Thursday, June 02, 2005

The Argentine Economy: Eduardo Conesa

Eduardo Conesa is an argentine economist (PhD Professor at the University of Buenos Aires) who in 2002 published an economic textbook titled "Macroeconomia y Politica Economica" (Macroeconomics and Political Economy).. His idea was to create an economic textbook that explained economics for Argentines utilizing the example of Argentina (no more having to learn from textbooks utilizing US or european experiences)... I have found the book extremely useful and as a service to Eduardo Conesa and general learning am going to translate some snippets...The book was published by Ediciones Macchi and has the ISBN 950 537 580 8 and it is currently available on amazon here...i think its particularly essential that President Kirchner learn from argentina's economic history if the nation is to avoid repeating the same mistakes...now that growth has returned to the economy there is talk in argentina of raising salaries but i am concerned about the inflationary pressure this could exert..though things have improved since the time of the book's writing i believe the lessons from the past must be learned for once and for all.. argentina has a dangerous habit of reinventing the wheel of economic debacle!..

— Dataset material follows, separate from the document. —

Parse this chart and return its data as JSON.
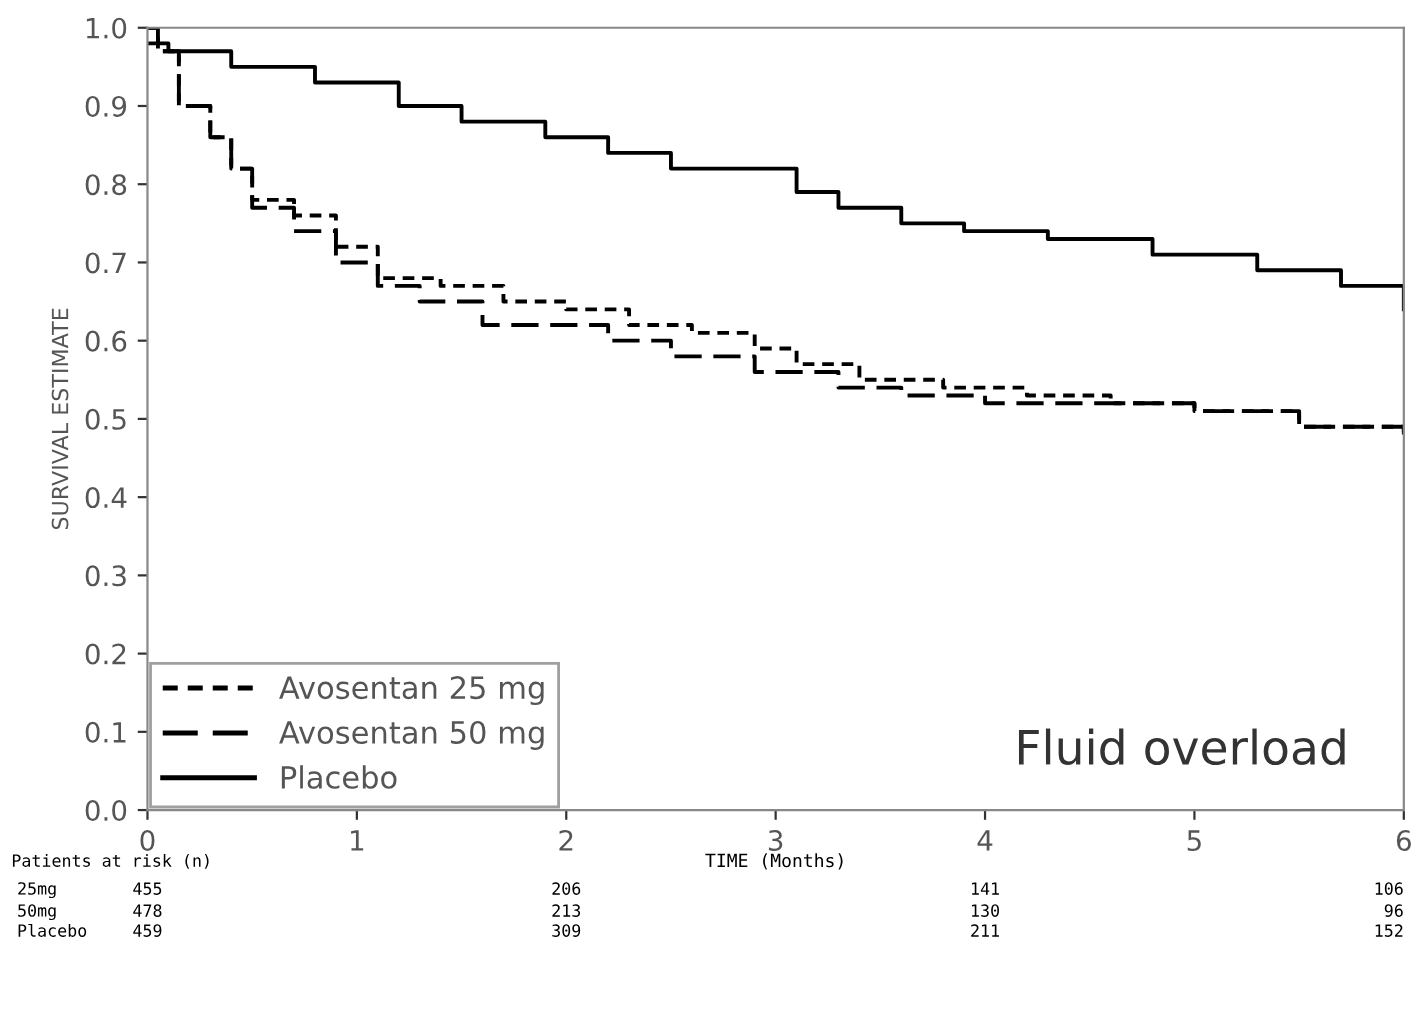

the Prologue (most of it at least) by Eduardo Conesa reads..

Argentina lived in 2001, and still lives in 2002, the greatest macroeconomic crisis in its history. In the decade of the 90s the citizens were promised quick access to the first world owing to convertibility, privatization, and the partial dollarization of the economy. The promises proved to be a big macroeconomic scam of gigantic proportions like none any other country on the earth's globe had ever lived.

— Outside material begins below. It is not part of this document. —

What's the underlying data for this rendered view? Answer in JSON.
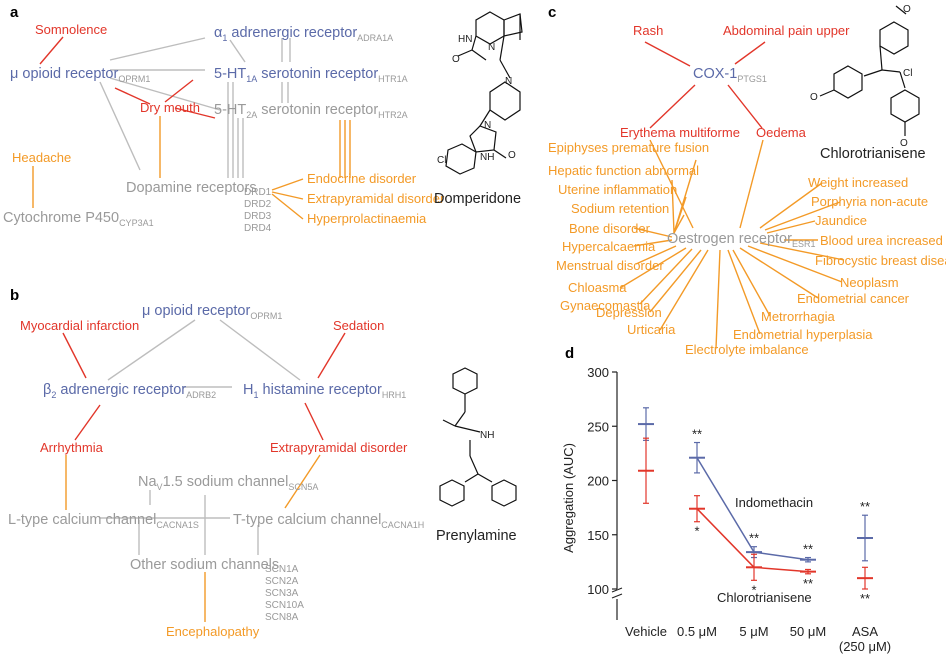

Instead of entering development and the first world we landed in something like the fifth, with unemployment and underemployment around 40%, by far the highest in the world. 49% of the population is below the poverty line. We count with the highest foreign debt in relation to exports of the planet. This debt is seven times that of exports. But at the same time, paradoxically, capital flight, at 6 times exports, is the highest in the world.

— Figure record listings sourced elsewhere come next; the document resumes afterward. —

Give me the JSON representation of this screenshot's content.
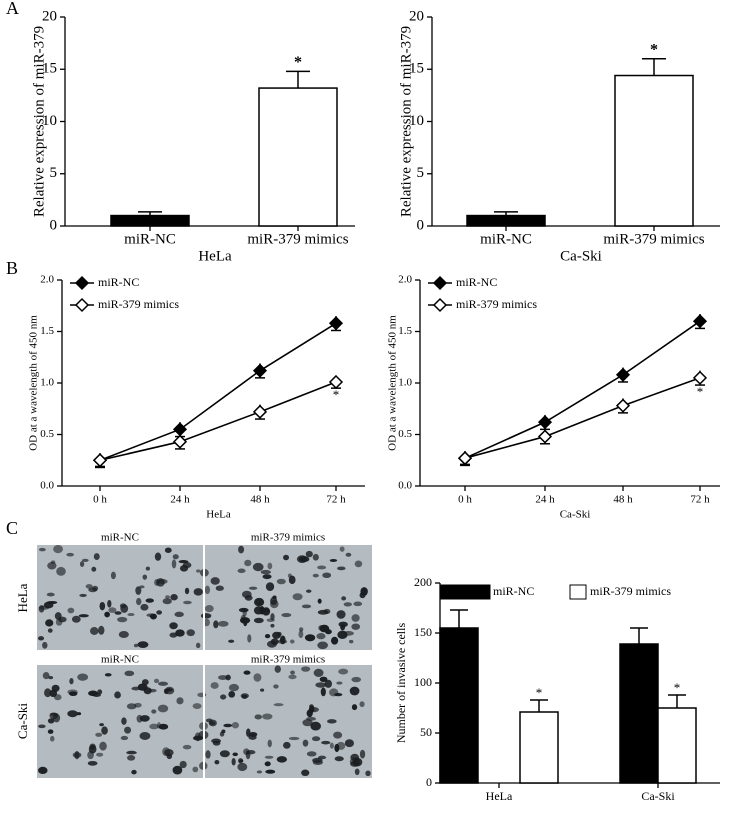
{
  "panel_labels": [
    "A",
    "B",
    "C"
  ],
  "images": {
    "columns": [
      "miR-NC",
      "miR-379 mimics"
    ],
    "rows": [
      "HeLa",
      "Ca-Ski"
    ]
  },
  "chart_data": [
    {
      "type": "bar",
      "ylabel": "Relative expression of miR-379",
      "xlabel": "HeLa",
      "annotation": "*",
      "categories": [
        "miR-NC",
        "miR-379 mimics"
      ],
      "values": [
        1,
        13.2
      ],
      "errors": [
        0.35,
        1.6
      ],
      "colors": [
        "#000000",
        "#ffffff"
      ],
      "ylim": [
        0,
        20
      ],
      "yticks": [
        0,
        5,
        10,
        15,
        20
      ]
    },
    {
      "type": "bar",
      "ylabel": "Relative expression of miR-379",
      "xlabel": "Ca-Ski",
      "annotation": "*",
      "categories": [
        "miR-NC",
        "miR-379 mimics"
      ],
      "values": [
        1,
        14.4
      ],
      "errors": [
        0.35,
        1.6
      ],
      "colors": [
        "#000000",
        "#ffffff"
      ],
      "ylim": [
        0,
        20
      ],
      "yticks": [
        0,
        5,
        10,
        15,
        20
      ]
    },
    {
      "type": "line",
      "ylabel": "OD at a wavelength of 450 nm",
      "xlabel": "HeLa",
      "annotation": "*",
      "categories": [
        "0 h",
        "24 h",
        "48 h",
        "72 h"
      ],
      "series": [
        {
          "name": "miR-NC",
          "color": "#000000",
          "values": [
            0.25,
            0.55,
            1.12,
            1.58
          ],
          "errors": [
            0.07,
            0.07,
            0.07,
            0.07
          ]
        },
        {
          "name": "miR-379 mimics",
          "color": "#ffffff",
          "values": [
            0.25,
            0.43,
            0.72,
            1.01
          ],
          "errors": [
            0.06,
            0.07,
            0.07,
            0.06
          ]
        }
      ],
      "ylim": [
        0,
        2
      ],
      "yticks": [
        {
          "value": 0,
          "label": "0.0"
        },
        {
          "value": 0.5,
          "label": "0.5"
        },
        {
          "value": 1,
          "label": "1.0"
        },
        {
          "value": 1.5,
          "label": "1.5"
        },
        {
          "value": 2,
          "label": "2.0"
        }
      ]
    },
    {
      "type": "line",
      "ylabel": "OD at a wavelength of 450 nm",
      "xlabel": "Ca-Ski",
      "annotation": "*",
      "categories": [
        "0 h",
        "24 h",
        "48 h",
        "72 h"
      ],
      "series": [
        {
          "name": "miR-NC",
          "color": "#000000",
          "values": [
            0.27,
            0.62,
            1.08,
            1.6
          ],
          "errors": [
            0.07,
            0.07,
            0.07,
            0.07
          ]
        },
        {
          "name": "miR-379 mimics",
          "color": "#ffffff",
          "values": [
            0.27,
            0.48,
            0.78,
            1.05
          ],
          "errors": [
            0.06,
            0.07,
            0.07,
            0.07
          ]
        }
      ],
      "ylim": [
        0,
        2
      ],
      "yticks": [
        {
          "value": 0,
          "label": "0.0"
        },
        {
          "value": 0.5,
          "label": "0.5"
        },
        {
          "value": 1,
          "label": "1.0"
        },
        {
          "value": 1.5,
          "label": "1.5"
        },
        {
          "value": 2,
          "label": "2.0"
        }
      ]
    },
    {
      "type": "groupbar",
      "ylabel": "Number of invasive cells",
      "annotation": "*",
      "categories": [
        "HeLa",
        "Ca-Ski"
      ],
      "series": [
        {
          "name": "miR-NC",
          "color": "#000000",
          "values": [
            155,
            139
          ],
          "errors": [
            18,
            16
          ]
        },
        {
          "name": "miR-379 mimics",
          "color": "#ffffff",
          "values": [
            71,
            75
          ],
          "errors": [
            12,
            13
          ]
        }
      ],
      "ylim": [
        0,
        200
      ],
      "yticks": [
        0,
        50,
        100,
        150,
        200
      ]
    }
  ]
}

In addition, upon reading this book the reader will be able to observe that the argentine economy obeys all the same macroeconomic laws as the rest of the world's countries. There is nothing strange in the argentine macroeconomy. Our "macro" complies with the consumption function, and that of investment, with the elasticity of fiscal receipts with respect to GNP, with the function of monetary demand, with the PHILIPS curve, with the FISHER, with the law of OKUN, and our high unemployment can be very well explained by the appropriate use of the function of production of constant elasticity of SOLOW, CHENERY and others.

The great anomaly that our nation presents consists in that we have a clientelist and, therefore corrupt, State that begs reforming. Other nations that today make up the so called first world in their moment went through the same problem and resolved it. Nothing impedes that we do it. We simply need mental clarity and courage from the top of the political power. Society would welcome these reforms with pleasure.

This book is written from the point of view of the open economy in the era of globalization. Here it is held that there is nothing prejudicial in globalization if the nation counts with its own currency and follows a policy of free and floating exchange rates and low domestic interest rates and fiscal sanity. But we hold that globalization is mortal for developing nations with low fixed exchange rates, a dollarized or semi-dollarized economy with high domestic interest rates and fiscal deficits. In other words, the argentine prescription of the 90s and up to the year 2001 is the surefire path to disaster. This is demonstrated scientifically in this book.

If nations as powerful as the United States or Germany had exposed themselves to the macroeconomic experiments that we Argentines suffered they would have already dissapeared from the map. If Argentina still exists it is because we are without a doubt a great country. In the present book it is explained why these experiments brought us ruin and what we must do in the macroeconomic environment if we are to grow once again and recuperate the status we once held as a great nation.